This week was the 13th anniversary of the Columbine High School massacre. I’ve reflected a lot on that day since moving to Littleton, and even more today, my first anniversary here.
I was a sophomore in high school, and I was sick that day, so I stayed home. I don’t quite remember how the news got turned on, I was probably flipping through channels and saw something, but I watched the whole thing through. I spend the day crying, watching in horror as the terrorized students ran towards the news cameras. I couldn’t understand how someone could commit such senseless violence.
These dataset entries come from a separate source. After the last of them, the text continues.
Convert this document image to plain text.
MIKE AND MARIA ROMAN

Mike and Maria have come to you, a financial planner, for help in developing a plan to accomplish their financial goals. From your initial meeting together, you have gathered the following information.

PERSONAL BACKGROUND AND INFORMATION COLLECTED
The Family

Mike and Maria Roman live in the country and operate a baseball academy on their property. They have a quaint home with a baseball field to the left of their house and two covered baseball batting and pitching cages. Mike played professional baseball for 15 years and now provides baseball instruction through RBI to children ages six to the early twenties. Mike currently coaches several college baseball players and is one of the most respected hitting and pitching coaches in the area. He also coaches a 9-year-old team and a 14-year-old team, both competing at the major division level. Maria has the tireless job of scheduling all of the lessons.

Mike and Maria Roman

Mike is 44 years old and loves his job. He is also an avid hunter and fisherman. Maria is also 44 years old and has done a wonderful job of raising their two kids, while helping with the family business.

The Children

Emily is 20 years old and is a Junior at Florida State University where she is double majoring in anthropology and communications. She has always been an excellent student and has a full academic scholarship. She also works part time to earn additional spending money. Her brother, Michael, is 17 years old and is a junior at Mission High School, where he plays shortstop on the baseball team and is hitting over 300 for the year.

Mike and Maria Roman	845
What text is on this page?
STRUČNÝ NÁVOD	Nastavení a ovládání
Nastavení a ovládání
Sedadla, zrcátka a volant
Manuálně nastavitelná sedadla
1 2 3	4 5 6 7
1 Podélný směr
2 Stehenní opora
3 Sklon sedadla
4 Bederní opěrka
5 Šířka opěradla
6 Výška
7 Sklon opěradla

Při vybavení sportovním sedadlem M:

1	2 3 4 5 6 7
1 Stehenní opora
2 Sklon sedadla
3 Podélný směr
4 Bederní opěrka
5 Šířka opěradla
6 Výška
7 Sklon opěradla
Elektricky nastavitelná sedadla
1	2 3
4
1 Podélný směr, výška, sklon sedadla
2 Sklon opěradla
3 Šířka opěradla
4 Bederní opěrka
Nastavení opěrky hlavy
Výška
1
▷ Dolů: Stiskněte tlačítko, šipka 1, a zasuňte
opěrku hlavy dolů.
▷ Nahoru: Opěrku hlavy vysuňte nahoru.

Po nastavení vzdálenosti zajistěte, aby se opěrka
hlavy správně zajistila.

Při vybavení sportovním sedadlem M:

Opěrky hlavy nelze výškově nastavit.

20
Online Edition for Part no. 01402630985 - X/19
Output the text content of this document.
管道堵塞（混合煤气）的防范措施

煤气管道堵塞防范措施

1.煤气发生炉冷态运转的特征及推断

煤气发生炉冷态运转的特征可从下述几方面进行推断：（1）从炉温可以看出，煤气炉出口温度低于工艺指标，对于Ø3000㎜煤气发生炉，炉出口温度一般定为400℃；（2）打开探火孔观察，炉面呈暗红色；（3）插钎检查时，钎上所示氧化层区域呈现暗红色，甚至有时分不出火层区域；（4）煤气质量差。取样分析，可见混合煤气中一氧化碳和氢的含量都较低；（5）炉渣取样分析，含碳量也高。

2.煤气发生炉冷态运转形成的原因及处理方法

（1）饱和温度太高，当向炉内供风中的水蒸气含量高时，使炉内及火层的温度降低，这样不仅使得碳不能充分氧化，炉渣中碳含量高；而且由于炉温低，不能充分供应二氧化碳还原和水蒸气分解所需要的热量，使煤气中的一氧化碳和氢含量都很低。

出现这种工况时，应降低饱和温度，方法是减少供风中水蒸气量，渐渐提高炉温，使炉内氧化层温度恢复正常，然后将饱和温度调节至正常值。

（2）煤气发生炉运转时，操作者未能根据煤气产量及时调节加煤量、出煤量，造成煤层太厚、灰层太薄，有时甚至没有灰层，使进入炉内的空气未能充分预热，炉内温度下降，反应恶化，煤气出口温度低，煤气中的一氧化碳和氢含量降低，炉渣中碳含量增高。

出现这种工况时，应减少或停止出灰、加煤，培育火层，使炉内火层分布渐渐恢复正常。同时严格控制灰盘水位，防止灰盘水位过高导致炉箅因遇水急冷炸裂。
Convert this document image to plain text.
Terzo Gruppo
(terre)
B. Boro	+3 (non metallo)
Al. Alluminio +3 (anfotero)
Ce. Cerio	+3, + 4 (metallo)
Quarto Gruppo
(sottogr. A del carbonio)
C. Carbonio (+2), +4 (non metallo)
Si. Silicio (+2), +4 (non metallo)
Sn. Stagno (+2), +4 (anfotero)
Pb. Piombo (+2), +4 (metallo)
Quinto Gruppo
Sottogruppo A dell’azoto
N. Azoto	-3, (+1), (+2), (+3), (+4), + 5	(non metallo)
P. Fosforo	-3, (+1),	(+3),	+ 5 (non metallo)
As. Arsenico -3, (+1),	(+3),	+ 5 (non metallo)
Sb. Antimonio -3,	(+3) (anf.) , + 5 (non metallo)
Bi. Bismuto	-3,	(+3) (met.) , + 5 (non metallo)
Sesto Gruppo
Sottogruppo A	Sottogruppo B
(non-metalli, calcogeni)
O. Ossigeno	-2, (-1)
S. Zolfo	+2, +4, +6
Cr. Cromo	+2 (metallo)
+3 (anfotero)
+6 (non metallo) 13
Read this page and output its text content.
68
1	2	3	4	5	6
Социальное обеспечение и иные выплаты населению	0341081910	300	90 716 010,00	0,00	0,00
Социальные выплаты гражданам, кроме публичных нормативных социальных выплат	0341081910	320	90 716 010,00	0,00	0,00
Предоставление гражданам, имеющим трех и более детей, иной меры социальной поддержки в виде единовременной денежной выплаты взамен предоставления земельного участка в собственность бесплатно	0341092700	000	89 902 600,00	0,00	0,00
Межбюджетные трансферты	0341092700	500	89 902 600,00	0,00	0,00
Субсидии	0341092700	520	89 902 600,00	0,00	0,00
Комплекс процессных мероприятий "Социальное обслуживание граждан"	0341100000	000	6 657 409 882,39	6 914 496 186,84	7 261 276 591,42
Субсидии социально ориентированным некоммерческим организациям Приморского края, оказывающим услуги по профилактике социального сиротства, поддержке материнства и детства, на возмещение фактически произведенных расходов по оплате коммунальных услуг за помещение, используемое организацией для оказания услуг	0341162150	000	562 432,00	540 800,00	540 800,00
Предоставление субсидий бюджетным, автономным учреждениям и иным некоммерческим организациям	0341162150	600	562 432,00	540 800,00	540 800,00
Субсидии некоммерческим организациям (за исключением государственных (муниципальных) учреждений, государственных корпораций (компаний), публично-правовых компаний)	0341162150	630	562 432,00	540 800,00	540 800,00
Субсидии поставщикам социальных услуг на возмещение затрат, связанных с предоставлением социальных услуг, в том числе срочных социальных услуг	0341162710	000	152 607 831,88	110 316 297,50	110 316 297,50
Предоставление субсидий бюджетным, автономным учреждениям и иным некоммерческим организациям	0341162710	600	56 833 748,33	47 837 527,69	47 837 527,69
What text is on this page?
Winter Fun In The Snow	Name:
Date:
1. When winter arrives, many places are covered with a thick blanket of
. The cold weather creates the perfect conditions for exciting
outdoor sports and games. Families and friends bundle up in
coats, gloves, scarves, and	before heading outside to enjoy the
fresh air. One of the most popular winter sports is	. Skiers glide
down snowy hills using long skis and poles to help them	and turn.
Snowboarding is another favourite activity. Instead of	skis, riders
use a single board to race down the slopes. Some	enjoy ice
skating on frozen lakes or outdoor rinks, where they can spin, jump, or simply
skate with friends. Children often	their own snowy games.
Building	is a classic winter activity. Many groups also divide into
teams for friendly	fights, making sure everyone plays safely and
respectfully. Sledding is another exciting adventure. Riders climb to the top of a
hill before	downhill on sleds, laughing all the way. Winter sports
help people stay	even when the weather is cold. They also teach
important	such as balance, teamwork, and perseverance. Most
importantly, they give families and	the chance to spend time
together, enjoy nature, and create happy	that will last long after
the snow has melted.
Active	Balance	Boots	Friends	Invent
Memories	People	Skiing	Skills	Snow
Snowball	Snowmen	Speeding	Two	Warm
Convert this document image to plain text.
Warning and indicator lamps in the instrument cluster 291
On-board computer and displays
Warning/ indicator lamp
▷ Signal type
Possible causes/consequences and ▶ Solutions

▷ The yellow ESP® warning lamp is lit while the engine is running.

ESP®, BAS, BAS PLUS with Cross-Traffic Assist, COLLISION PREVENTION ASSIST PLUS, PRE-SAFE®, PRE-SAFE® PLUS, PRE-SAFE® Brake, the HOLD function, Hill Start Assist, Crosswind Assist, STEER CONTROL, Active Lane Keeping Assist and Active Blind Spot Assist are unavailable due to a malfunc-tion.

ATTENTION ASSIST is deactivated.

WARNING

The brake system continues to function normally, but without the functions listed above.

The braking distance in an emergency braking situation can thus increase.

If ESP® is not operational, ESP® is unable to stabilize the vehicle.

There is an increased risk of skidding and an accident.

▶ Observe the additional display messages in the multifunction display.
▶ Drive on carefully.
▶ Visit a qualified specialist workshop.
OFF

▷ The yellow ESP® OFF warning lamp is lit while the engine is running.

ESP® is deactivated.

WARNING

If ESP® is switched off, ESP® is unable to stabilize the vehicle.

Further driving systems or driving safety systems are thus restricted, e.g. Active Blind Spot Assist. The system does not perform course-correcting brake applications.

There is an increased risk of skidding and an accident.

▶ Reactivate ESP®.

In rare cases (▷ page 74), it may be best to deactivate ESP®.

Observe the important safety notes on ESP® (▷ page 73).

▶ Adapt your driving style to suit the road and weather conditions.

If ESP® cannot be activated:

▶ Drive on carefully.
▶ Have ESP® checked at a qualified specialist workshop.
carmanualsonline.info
I’ve been taking the kids to Columbine library for almost a year now, many times playing at the park next door. I’d seen signs for the Columbine memorial, but I’d never been over to see it. And I honestly had no clue that the high school was just over the hill.
It was really beautiful. I had no idea it would have that much of an emotional impact on me. The atmosphere was quite reverent as we walked in. Even Erin felt it - she was shushing Patrick. I didn’t know any of those who had been killed, but I it still hurt so much to see. So many lives lost.
Each victim had a plaque with whatever the family felt appropriate to put on it, and one plaque, Rachel Joy Scott’s, had something she had written about a month prior.
“I have this theory that if one person can go out of their way to show compassion, then it will start a chain reaction of the same. People will never know how far a little kindness can go.”
Wouldn’t the world be a better place if we all learned to do just that?